Before you say “like I care,” know that the paper, by Oren Tsur, Dmitry Davidof and Ari Rappoport, is a breakthrough in artificial intelligence. Because sarcasm has always been, you know, soeasy for computers to grasp. How are they supposed to “get” when the explicit meaning of an utterance is actually the opposite of what the speaker intended?

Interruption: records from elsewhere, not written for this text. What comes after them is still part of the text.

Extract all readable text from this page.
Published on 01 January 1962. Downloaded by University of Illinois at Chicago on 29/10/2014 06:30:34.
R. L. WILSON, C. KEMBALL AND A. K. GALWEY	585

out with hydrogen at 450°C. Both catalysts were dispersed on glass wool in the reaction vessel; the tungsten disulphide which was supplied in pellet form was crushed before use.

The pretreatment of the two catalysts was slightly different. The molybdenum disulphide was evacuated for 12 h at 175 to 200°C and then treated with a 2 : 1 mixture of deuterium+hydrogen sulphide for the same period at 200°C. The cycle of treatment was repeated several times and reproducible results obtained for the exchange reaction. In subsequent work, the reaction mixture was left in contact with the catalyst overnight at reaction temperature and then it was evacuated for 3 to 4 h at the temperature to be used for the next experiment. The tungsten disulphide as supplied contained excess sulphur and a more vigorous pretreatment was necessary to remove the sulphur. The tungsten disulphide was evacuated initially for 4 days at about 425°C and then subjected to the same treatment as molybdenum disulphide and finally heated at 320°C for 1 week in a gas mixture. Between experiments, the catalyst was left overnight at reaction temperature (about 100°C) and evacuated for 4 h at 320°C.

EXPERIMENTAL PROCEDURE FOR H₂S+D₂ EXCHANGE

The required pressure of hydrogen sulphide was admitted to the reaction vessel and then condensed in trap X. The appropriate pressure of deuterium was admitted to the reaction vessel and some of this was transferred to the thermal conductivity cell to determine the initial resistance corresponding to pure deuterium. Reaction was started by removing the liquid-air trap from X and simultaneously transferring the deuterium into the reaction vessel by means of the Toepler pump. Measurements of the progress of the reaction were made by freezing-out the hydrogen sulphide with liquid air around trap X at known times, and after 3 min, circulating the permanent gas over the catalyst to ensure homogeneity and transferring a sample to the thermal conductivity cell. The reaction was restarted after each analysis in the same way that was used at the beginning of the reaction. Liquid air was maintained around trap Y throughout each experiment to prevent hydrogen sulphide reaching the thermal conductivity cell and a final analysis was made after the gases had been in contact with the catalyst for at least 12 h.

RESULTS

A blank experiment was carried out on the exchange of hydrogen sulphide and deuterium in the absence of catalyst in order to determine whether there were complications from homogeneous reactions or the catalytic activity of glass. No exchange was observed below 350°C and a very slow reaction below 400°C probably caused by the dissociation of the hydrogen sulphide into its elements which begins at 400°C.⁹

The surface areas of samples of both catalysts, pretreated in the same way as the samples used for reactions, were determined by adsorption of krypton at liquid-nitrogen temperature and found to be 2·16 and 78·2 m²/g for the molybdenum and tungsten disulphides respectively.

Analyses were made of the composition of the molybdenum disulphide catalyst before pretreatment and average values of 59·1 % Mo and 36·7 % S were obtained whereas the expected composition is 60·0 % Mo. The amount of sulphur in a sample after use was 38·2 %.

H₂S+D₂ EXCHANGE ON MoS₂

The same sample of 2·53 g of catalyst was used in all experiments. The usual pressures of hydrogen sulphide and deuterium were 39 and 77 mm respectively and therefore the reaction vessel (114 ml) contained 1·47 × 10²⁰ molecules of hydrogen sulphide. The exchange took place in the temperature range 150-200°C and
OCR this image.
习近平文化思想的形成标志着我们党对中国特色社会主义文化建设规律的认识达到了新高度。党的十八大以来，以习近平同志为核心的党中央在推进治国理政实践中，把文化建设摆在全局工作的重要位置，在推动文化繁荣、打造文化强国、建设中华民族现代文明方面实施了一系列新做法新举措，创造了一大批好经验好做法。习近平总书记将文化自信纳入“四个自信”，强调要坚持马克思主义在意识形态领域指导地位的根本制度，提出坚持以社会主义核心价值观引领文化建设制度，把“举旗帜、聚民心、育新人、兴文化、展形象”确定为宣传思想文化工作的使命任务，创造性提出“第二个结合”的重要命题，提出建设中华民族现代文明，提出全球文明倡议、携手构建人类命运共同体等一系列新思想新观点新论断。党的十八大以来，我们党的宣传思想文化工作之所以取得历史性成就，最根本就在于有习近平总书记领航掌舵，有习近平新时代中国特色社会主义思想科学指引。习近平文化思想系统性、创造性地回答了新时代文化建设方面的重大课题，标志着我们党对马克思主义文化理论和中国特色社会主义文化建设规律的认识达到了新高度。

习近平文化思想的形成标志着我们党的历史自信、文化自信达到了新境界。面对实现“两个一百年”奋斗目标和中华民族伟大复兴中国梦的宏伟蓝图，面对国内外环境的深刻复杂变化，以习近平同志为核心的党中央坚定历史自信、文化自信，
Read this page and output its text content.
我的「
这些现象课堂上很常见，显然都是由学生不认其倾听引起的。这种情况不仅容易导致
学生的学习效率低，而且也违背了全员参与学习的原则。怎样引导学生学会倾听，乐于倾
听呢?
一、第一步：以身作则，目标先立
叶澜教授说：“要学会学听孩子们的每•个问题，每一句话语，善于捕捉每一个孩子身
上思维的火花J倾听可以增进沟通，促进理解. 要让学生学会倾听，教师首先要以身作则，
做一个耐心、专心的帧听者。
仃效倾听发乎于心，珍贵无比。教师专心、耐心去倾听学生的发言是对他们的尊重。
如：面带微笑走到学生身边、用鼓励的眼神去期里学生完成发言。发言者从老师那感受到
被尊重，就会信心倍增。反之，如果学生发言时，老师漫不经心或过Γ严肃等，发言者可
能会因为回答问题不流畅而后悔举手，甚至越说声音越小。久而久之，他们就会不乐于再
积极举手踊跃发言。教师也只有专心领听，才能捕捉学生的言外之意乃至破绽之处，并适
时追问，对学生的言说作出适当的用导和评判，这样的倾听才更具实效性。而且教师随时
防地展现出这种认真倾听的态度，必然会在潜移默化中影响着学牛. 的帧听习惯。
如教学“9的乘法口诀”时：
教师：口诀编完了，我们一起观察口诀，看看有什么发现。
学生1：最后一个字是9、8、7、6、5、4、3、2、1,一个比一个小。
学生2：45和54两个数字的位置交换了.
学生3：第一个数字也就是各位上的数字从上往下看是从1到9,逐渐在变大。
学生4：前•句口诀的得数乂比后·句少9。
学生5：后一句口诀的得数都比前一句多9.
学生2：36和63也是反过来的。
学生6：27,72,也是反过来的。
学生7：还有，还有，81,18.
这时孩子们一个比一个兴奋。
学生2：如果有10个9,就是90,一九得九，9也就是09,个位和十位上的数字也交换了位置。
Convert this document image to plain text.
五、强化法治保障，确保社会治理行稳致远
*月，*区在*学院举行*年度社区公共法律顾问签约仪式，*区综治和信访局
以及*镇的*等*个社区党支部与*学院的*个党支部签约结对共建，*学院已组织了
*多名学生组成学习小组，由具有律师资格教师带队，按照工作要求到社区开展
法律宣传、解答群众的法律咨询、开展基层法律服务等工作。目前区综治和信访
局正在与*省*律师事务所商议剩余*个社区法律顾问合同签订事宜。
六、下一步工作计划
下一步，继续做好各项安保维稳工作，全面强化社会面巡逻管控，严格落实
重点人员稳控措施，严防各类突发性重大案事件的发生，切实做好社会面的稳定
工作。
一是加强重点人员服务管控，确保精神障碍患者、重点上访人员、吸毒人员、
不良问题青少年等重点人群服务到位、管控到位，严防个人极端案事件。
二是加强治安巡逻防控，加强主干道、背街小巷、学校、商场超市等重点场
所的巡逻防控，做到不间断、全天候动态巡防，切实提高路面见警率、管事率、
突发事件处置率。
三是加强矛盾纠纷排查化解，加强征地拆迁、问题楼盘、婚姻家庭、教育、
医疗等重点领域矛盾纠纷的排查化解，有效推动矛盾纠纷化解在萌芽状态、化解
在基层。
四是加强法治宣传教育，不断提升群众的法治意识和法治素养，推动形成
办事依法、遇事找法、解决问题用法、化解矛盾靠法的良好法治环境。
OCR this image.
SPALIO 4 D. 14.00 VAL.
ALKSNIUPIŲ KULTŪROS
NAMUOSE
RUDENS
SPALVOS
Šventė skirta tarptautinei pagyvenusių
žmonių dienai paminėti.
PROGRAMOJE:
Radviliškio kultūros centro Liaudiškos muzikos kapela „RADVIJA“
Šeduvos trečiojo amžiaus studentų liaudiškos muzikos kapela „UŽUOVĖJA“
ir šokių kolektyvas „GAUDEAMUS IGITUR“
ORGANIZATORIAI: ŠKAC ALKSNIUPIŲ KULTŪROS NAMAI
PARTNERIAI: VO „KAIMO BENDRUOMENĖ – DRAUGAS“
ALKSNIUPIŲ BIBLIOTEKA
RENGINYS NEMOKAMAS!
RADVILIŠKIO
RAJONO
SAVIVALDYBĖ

On every level—social setting, meaning, grammar, intonation—sarcasm demands so much mental processing and detailed knowledge that even people have a tough time with it. (A couple of different new punctuation marks, one of which is the thumbnail illustration for this post, have been proposed to help them.) No wonder some experts were surprised that an artificial intelligence could attain even a 75-percent-correct score for sarcastic phrases.
As reported in The Jerusalem Post, three authors’ SASI, or “Semi-supervised Algorithm for Sarcasm Identification,” is trained to recognize patterns that are linked to sarcastic meaning (like “…”, excess punctuation marks (!*?!!), lots of CAPITAL LETTERS for emphasis, and the use of certain key phrases like “I guess” (as in “I guess I’m naive: I didn’t think we needed computers to figure this out”). Alone, each indicator isn’t a very good predictor, but when they occur together, then, like duh—sarcasm’s likely in the air.
The researchers developed their taxonomy, and their training examples, from a collection of 66,000 product reviews on Amazon.com. The experience led them to some interesting conclusions about what provokes sarcasm. If a product is much-hyped, expensive and simple, they say, reviews are much more likely to be snarky. Presumably that’s because heavy advertising and a high price make people outraged, while a simple function makes it easier to tell if a product is a failure—and easier to sneer at (“Silly me, the Kindle and the Sony eBook can’t read these protected formats. Great!”).